LearnHow to parse XML with PHP5

   
Treehouse

Treehouse
writes on July 26, 2011

Feeds are streams of content that people can use to share pieces of information across websites. PHP5’s simpleXML functions dramatically simplify the process of interpreting the feeds into something useful for your web pages.

I recently worked on a widget that displayed a live feed of songs from one of our radio station’s playlist. The system that runs our radio station outputs XML which is then fed to a database. A program turns that data into feeds that get pulled by other programs.
Live feed from our station's playlist

It’s common to use XML to share data between servers that use different technologies. The system that generates the playlist is proprietary, so XML provides an easy format through which this data can be shared.

What is XML?

The eXtensible Markup Language is a way to structure your data for sharing across sites. Some of the technologies that are crucial to the web like RSS (Real Simple Syndication) and Podcasts are special flavors of XML. The beautiful thing about XML is that you can easily roll your own for anything you need.
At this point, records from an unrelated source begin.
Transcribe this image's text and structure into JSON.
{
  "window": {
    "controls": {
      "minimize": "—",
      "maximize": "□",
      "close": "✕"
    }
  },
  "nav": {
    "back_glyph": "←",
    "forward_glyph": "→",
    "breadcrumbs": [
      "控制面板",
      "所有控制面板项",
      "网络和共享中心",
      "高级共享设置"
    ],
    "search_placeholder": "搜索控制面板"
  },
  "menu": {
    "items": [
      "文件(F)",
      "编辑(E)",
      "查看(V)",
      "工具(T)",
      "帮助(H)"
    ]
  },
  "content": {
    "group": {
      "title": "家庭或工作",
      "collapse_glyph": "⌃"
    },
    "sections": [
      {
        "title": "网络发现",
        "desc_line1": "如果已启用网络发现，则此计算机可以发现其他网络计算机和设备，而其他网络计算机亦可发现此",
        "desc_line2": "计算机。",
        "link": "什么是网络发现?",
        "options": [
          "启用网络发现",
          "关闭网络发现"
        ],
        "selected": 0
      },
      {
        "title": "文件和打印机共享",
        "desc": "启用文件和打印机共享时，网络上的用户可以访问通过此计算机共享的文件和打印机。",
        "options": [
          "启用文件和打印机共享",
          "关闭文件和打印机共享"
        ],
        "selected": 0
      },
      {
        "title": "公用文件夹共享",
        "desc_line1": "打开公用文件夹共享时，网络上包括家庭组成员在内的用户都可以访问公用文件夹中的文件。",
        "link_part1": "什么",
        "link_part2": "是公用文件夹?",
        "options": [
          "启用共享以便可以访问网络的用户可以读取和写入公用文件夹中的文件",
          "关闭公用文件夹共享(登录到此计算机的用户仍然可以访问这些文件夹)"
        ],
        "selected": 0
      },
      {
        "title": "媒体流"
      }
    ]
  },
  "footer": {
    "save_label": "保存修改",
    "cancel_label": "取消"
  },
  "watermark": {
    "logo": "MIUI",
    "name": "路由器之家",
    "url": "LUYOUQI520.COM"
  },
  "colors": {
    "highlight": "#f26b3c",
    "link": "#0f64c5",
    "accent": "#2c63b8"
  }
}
XML is easy to create because it’s a lot like HTML…except you can make up your own tags. Let’s say, for example that you’re putting together a feed for a list of songs playing at your own radio station. We’ll keep this simple, so we’ll just encode the name of the artist, the title of the song, plus the time when the song was played. We make up a couple of tags called <title> and <artist> and wrap each of them around a <song> tag. We’ll create a dateplayed attribute for each song with the date and time the song was played. You might encode something like that in this manner.

<songs>
    <song dateplayed="2011-07-24 19:40:26">
        <title>I left my heart on Europa</title>
        <artist>Ship of Nomads</artist>
    </song>
    <song dateplayed="2011-07-24 19:27:42">
        <title>Oh Ganymede</title>
        <artist>Beefachanga</artist>
    </song>
    <song dateplayed="2011-07-24 19:23:50">
        <title>Kallichore</title>
        <artist>Jewitt K. Sheppard</artist>
    </song>
</songs>

There’s some rules that you have to adhere to when creating XML data. If you’re familiar with XHTML…you’ll be right at home with some of these, but let’s review them:

  • XML is case sensitive so <Title>` is not the same as <title>.
  • All XML elements must have closing tags.
  • XML requires a root element (the <songs> tag above serves as our root element)
  • Attributes must be quoted
  • Special characters (like & (&amp;) and < (&lt;) and > (&gt;) signs) must be encoded.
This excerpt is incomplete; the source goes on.